I'm not in charge of anything. Well, except the garbage, but that's only once a week. A lot of dads are like this. We go to our job, come home, eat supper, take out the garbage, then catch up on all the neat stuff our wife and kids did while we were at work.
Of course, some things we don't need to know.
"Sam has a play date," my wife said, not realizing how much those words were as foreign to me as if she'd spoken in Klingon.

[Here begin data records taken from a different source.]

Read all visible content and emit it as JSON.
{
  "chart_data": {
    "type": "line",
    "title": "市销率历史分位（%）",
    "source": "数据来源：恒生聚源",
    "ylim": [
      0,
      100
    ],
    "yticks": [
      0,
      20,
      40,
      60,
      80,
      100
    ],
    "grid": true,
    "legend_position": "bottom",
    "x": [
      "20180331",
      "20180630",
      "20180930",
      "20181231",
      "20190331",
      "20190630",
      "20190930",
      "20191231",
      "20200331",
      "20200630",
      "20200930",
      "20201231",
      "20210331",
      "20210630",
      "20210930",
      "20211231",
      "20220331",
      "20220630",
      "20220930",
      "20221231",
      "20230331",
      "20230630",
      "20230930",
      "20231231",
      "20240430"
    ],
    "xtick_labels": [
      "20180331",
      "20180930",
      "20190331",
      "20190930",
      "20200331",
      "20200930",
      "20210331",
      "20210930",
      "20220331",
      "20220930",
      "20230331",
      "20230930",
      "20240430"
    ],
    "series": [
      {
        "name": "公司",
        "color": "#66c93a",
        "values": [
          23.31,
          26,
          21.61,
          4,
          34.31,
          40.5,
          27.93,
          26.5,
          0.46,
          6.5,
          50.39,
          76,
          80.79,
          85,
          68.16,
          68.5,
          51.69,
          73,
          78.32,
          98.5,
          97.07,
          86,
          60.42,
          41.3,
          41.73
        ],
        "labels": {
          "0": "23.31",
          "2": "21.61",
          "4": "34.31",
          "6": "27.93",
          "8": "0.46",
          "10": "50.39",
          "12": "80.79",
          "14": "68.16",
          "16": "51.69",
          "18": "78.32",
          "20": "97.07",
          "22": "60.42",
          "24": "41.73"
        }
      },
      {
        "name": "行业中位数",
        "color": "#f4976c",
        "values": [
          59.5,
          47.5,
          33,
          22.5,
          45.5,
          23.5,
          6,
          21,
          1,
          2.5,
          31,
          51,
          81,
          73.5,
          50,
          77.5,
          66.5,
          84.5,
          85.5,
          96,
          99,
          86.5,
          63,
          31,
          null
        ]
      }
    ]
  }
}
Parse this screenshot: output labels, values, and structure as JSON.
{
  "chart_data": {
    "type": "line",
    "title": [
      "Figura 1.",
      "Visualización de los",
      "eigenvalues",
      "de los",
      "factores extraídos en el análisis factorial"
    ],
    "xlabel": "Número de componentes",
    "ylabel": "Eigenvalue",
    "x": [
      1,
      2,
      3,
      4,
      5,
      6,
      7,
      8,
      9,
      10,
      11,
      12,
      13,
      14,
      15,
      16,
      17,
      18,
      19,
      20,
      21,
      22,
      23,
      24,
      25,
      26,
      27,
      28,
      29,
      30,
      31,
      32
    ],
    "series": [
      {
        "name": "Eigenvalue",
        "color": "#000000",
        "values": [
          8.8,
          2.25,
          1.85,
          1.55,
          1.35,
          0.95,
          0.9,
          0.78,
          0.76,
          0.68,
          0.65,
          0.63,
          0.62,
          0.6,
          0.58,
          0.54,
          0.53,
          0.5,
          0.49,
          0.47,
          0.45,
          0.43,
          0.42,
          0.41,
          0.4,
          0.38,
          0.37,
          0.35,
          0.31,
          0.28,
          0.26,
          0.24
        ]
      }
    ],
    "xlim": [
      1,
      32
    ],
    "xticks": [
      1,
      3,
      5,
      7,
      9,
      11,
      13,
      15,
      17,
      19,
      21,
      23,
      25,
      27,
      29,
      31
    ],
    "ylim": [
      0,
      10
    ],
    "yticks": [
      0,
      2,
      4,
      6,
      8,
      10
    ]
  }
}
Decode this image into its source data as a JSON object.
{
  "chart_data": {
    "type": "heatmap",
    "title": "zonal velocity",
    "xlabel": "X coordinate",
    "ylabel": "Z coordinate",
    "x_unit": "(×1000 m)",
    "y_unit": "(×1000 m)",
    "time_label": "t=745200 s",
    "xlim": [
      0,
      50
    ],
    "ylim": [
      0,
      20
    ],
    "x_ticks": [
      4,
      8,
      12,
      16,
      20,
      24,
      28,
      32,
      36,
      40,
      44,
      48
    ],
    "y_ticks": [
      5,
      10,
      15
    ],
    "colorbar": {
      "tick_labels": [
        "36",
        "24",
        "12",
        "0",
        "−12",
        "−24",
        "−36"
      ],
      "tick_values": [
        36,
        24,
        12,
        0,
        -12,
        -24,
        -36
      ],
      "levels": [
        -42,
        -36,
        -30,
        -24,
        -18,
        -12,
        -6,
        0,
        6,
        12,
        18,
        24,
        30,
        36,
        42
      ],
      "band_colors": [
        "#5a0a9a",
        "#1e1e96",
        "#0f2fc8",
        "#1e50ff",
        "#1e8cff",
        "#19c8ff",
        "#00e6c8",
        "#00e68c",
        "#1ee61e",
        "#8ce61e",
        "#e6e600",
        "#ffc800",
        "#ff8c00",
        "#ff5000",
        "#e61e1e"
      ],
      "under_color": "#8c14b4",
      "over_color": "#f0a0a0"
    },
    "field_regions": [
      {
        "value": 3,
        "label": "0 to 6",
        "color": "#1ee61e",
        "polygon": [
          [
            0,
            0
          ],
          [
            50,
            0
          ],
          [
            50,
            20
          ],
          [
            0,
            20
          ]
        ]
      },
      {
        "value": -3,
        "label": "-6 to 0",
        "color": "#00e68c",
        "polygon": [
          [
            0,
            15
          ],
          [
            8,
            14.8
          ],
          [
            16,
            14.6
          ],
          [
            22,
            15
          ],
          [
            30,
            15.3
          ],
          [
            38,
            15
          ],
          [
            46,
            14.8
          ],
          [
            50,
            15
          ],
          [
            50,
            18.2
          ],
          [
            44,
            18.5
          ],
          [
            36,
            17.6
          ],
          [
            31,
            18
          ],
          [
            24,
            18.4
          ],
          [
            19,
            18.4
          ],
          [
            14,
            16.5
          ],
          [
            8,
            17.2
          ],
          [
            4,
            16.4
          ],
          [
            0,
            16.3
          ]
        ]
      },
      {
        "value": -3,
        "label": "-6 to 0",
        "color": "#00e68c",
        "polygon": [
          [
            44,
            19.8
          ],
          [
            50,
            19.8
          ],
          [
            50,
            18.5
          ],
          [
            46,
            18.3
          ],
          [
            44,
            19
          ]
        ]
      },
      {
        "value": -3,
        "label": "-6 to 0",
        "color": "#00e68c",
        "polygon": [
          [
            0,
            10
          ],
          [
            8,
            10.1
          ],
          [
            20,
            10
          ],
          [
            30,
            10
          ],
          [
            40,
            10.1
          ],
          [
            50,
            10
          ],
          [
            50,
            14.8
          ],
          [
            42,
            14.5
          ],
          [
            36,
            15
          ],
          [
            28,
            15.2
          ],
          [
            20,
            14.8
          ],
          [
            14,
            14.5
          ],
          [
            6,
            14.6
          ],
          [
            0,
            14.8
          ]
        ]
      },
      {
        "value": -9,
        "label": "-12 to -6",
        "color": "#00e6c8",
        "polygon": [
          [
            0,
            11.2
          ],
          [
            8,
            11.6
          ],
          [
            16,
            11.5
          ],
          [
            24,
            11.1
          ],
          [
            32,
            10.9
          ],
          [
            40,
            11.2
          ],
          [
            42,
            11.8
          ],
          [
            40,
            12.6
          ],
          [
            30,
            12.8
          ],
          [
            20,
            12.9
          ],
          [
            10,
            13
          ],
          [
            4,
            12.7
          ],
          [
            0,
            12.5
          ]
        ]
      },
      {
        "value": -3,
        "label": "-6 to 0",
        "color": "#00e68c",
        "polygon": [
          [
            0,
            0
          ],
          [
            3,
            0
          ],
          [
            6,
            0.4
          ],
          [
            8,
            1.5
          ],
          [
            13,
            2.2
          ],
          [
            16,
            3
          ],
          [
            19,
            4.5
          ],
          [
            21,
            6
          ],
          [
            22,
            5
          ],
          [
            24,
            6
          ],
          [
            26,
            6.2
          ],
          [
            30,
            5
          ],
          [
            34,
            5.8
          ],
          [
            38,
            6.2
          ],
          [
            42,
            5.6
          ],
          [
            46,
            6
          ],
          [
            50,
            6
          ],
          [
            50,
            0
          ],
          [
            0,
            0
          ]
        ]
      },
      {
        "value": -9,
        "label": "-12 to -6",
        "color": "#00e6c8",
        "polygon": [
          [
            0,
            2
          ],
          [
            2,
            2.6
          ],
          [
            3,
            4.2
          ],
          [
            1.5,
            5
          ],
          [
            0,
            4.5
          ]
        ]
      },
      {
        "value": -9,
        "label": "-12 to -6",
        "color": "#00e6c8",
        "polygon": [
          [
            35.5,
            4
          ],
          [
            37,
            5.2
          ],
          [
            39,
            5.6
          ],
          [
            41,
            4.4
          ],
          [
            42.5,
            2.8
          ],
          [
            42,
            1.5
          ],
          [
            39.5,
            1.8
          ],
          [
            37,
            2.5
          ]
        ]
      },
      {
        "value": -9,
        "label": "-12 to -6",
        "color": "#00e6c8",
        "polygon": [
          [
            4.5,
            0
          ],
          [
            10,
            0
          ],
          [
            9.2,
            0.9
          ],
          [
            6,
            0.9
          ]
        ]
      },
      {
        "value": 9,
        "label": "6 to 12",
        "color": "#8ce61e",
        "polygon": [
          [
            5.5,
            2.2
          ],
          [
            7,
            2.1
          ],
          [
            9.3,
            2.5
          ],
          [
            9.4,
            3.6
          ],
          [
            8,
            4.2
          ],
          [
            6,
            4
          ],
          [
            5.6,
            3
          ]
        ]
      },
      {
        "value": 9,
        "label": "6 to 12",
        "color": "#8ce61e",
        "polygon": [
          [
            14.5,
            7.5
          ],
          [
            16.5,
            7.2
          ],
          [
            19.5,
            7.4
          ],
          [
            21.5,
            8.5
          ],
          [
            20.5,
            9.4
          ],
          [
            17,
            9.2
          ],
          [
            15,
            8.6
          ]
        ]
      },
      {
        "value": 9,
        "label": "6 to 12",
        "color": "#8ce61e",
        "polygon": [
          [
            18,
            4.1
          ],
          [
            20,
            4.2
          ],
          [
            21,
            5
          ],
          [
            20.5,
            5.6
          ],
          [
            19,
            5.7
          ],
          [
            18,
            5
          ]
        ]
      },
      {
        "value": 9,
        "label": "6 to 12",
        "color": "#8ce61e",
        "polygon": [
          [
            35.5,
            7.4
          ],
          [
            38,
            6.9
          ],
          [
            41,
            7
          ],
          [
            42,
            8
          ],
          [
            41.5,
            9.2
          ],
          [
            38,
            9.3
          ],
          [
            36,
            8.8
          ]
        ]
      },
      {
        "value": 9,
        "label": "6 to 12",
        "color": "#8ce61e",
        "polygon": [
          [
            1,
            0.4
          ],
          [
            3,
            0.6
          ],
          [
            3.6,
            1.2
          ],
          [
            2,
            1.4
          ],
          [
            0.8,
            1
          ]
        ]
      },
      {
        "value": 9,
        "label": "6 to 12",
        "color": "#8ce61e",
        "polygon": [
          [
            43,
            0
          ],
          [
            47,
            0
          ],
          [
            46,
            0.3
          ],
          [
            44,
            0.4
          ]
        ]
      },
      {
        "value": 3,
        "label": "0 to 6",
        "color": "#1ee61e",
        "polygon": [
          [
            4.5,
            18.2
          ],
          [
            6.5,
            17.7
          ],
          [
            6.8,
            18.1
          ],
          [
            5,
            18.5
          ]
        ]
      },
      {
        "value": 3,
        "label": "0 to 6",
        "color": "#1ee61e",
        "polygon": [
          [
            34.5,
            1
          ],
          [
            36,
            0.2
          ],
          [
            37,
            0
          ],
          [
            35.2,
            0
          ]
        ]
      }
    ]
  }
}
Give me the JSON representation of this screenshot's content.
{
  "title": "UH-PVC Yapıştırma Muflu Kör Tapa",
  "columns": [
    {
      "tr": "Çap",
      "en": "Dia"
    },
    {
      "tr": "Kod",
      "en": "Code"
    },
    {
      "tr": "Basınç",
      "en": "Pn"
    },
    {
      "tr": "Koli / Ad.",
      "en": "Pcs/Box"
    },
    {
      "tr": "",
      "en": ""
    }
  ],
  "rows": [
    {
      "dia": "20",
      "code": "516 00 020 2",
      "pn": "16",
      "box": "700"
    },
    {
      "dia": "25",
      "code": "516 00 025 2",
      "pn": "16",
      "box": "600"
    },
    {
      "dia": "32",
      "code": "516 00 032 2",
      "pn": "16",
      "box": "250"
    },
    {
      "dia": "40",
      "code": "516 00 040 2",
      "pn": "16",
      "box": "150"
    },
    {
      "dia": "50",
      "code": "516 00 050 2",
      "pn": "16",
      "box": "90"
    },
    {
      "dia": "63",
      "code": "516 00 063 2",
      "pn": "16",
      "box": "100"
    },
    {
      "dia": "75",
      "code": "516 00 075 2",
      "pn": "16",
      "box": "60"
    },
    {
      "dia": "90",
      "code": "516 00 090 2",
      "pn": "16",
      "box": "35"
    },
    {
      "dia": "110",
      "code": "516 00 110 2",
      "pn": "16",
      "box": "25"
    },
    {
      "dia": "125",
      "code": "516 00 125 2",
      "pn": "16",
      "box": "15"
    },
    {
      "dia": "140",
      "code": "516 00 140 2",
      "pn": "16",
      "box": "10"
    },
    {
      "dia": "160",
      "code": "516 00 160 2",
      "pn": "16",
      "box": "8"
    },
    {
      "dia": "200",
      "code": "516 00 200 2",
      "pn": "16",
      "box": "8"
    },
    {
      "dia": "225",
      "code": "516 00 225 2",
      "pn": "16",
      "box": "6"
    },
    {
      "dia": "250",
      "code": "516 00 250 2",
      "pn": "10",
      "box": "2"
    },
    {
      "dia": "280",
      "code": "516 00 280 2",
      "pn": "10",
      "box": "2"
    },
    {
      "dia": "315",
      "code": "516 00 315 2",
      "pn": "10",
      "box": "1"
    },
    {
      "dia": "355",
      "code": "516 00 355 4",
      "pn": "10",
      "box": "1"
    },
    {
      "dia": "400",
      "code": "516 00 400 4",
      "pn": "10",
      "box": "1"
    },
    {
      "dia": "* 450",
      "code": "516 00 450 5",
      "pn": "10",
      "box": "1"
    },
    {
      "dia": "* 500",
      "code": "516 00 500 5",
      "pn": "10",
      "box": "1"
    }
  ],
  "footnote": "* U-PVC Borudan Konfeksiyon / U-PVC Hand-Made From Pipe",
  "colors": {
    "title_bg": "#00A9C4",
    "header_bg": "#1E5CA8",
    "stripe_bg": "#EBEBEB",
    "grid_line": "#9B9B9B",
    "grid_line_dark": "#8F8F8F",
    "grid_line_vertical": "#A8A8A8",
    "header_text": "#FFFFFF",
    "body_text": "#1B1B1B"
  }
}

A play date? I thought, fighting off images of two toddlers singing pidgin selections from "The Music Man." Do the words 'play' and 'date' even go together? Is that what Bush and Putin have when they meet at Camp David? A play date? Does 'Shipoopi' actually translate into 'the bombs drop at dawn?'
"You mean another mom is bringing her toddler to our house to play with our son?" I said, trying to put things in terms that didn't sound silly.
"Yeah," she said. "It's a play date."
People have an instinctual need to rationalize things to fit into their own concept of the universe. With kids, jumping off the roof in a Superman cape has Mom's endorsement if she's not there to say no. With women like my wife, Rainbow Brite is the unquestioned lord and master of the universe. And with guys, comparing everything to sports, auto mechanics and warp drive technology is acceptable and, frankly, expected.
Not all of our rationalizations are correct. And most of them, despite the name, are not rational. Comfortable maybe, but not rational.
"Please don't call it a play date," I said, shuddering. "It sounds like they're going out for dinner and dancing Š then maybe to a show."
If guys were in charge of their kids' play schedules, things would be different. A "play date" would be called a Belching.
"We're going to a Belching," dads would say, assuming our wives would know we were taking our toddler to the playground to play with Terry's 2-year-old. The kids would run around, throw rocks at squirrels and climb the slides backwards, while Terry and I talk about football, cars, diapers, beer and most probably cheerleaders.
At some point, we'd belch hence the name.
"Then what would you call it?" she said in a way that meant "a Belching" was out.
"Well," I said, going down that old fogy route by saying "when I was a kid." "When I was a kid, my mom called it 'going over to Charlie's house.'"
She smiled and patted my arm.
"When you were a kid, eight-tracks were cool," she said. "His play date's tomorrow."
Wow. Maybe that's why I'm only in charge of the garbage.